Maybe it’s the futurist in me, but a transparent screen has been something that I’ve wanted since I was a kid watching Sci-Fi movies. I’m not sure how realistic the appeal would be in reality, but when we start to foster in the explosion of Augmented Reality applications, and Samsung’s revealing of the AMOLED display technology my mind started ticking, and I start to feel like a kid again.
Samsung’s representative in the video below states that the displays and the AMOLED technology isn’t really economically viable, and probably won’t be in displays this year, but next year, all beats are off. Would you buy an AMOLED display for your computer, or a laptop with one built in?
I sure as heck would.
What if, and I’m speculating here, Apple’s rumoured Tablet had an AMOLED display? Again, speculation, so don’t go running off to buy stock on this little rant. Some devices just lend themselves well to this sort of technology. Primarily, any device that you spend time on the move with should be planning to integrate this type of display in the near future. Once that happens, I’m sure the next step is figuring out how to interpret the data that’s happening around it, much like how the iPhone 3GS is now using the camera to survey its surroundings.

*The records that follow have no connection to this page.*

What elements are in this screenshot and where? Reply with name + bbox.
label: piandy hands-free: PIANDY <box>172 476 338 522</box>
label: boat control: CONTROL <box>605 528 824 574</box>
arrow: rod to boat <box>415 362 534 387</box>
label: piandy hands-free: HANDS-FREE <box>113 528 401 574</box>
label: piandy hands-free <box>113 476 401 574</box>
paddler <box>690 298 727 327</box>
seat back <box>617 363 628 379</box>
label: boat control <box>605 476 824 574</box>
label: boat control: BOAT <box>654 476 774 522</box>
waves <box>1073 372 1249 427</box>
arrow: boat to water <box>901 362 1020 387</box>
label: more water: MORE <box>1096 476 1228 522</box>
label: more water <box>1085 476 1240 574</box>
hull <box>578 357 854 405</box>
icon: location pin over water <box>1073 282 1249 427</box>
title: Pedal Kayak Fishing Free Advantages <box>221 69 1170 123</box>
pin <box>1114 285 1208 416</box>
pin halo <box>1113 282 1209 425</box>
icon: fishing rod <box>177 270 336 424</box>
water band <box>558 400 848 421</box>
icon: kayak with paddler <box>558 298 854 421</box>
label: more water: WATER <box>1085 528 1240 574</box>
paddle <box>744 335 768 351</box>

The potential is really limitless, and once these two things are elegantly engineered and merged together we’ll be in the new age of computing.
If you think I’m crazy, you might want to check out a patent Apple filed, and won, for a New iPod Video headset display. It’s essentially glasses that give you an augmented reality controlled by an iPod. It’s starting to look like we’re heading the way of AMOLED, folks.
Will the AMOLED screens be in the Tablet, not likely, but they might be in a Tablet a couple versions down the road. News came out today that Apple is investigating dual-function touchscreens.
“These dual-function capacitive elements form part of the display system that generates an image on the display, and also form part of a touch sensing system that senses touch events on or near the display,” the application reads.
Couple these two technologies together, and we could be looking at a display that is not only thinner and cheaper to produce, but a display that would make for a perfect fit in a mobile device. Perhaps even a tablet.
All we would need is a monitor that also switched between OLED and e-ink, and we’d be set.